BTW, as for non-axiomatic reasoning, isn't it axiomatic to say that reason is something worthwhile to do?
I don't think we (whoever "we" may be :-) were saying anything that disagrees with this. Language is an efficient learned protocol for communicating and managing thoughts at a high level of abstraction.
The thing to remember is that when we think there are a multitude of layers of abstraction that are being computed on simultaneously, though we are really only aware of the results for the most part. The reason it is convenient to overload languages is that we remember things as "diffs" from existing patterns, and reusing existing patterns that share some commonality for many different purposes reduces the memory requirements at many different levels. In other words, it makes more efficient use of finite resources so that we can remember more.
This is also why it is easier to learn additional languages, particularly languages related to your own, than learning your first language. Most new languages are just small diffs of the one you already know conceptually and gets mapped as such, creating most of the new patterns only at the language level of abstraction, not at any of the other conceptual levels.

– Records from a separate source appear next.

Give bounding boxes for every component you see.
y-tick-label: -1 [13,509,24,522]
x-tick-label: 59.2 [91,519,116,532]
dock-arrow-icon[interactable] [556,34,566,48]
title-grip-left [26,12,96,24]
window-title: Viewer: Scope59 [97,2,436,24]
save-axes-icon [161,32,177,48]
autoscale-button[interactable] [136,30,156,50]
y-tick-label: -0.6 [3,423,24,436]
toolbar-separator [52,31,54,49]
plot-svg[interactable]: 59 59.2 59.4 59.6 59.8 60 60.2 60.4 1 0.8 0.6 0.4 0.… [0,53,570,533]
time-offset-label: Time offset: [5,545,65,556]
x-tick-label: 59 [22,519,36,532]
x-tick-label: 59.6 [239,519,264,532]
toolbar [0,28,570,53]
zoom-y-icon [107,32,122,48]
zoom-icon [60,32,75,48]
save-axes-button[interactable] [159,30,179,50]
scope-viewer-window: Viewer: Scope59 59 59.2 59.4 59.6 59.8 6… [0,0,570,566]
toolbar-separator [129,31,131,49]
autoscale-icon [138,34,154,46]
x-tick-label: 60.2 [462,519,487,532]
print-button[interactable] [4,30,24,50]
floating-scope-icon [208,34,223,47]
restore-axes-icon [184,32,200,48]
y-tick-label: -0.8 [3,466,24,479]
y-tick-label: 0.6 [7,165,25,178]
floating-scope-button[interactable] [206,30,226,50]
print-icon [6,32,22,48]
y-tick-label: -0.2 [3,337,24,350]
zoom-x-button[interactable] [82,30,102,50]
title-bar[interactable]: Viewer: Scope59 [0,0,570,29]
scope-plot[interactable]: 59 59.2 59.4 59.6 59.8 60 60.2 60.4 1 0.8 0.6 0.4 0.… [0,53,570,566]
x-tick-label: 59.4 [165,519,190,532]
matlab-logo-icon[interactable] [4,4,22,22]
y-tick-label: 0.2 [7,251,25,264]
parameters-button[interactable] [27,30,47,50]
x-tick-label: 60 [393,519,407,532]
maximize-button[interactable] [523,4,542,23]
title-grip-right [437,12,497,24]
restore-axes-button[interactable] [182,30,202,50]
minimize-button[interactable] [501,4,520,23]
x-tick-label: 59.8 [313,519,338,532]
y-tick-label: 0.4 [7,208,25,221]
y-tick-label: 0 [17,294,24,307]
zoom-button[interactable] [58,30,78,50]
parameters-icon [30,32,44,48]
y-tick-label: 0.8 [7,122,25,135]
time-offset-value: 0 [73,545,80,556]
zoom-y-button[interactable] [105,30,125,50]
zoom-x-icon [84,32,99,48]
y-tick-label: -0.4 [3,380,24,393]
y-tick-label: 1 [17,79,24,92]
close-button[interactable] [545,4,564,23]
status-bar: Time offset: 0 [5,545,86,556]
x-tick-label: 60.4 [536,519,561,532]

Why do ye not understand my speech? [even] because ye cannot hear my word. John 8:43
And the disciples came, and said unto him, Why speakest thou unto them in parables?
He answered and said unto them, Because it is given unto you to know the mysteries of the kingdom of heaven, but to them it is not given. For whosoever hath, to him shall be given, and he shall have more abundance: but whosoever hath not, from him shall be taken away even that he hath.
Therefore speak I to them in parables: because they seeing see not; and hearing they hear not, neither do they understand.
And in them is fulfilled the prophecy of Esaias, which saith, By hearing ye shall hear, and shall not understand; and seeing ye shall see, and shall not perceive: For this people's heart is waxed gross, and [their] ears are dull of hearing, and their eyes they have closed; lest at any time they should see with [their] eyes, and hear with [their] ears, and should understand with [their] heart, and should be converted, and I should heal them.
But blessed [are] your eyes, for they see: and your ears, for they hear. - Matthew 13:9-17
For the preaching of the cross is to them that perish foolishness; but unto us which are saved it is the power of God.
For it is written, I will destroy the wisdom of the wise, and will bring to nothing the understanding of the prudent. Where [is] the wise? where [is] the scribe? where [is] the disputer of this world? hath not God made foolish the wisdom of this world?
For after that in the wisdom of God the world by wisdom knew not God, it pleased God by the foolishness of preaching to save them that believe.
For the Jews require a sign, and the Greeks seek after wisdom: But we preach Christ crucified, unto the Jews a stumblingblock, and unto the Greeks foolishness; But unto them which are called, both Jews and Greeks, Christ the power of God, and the wisdom of God. - I Corinthians 1:17-24
An interesting test, IMHO, would be to compare the brain patterns of people processing various languages with those same people working in more "universal" contexts, like mathematics, geometry, or spatial relationship problems.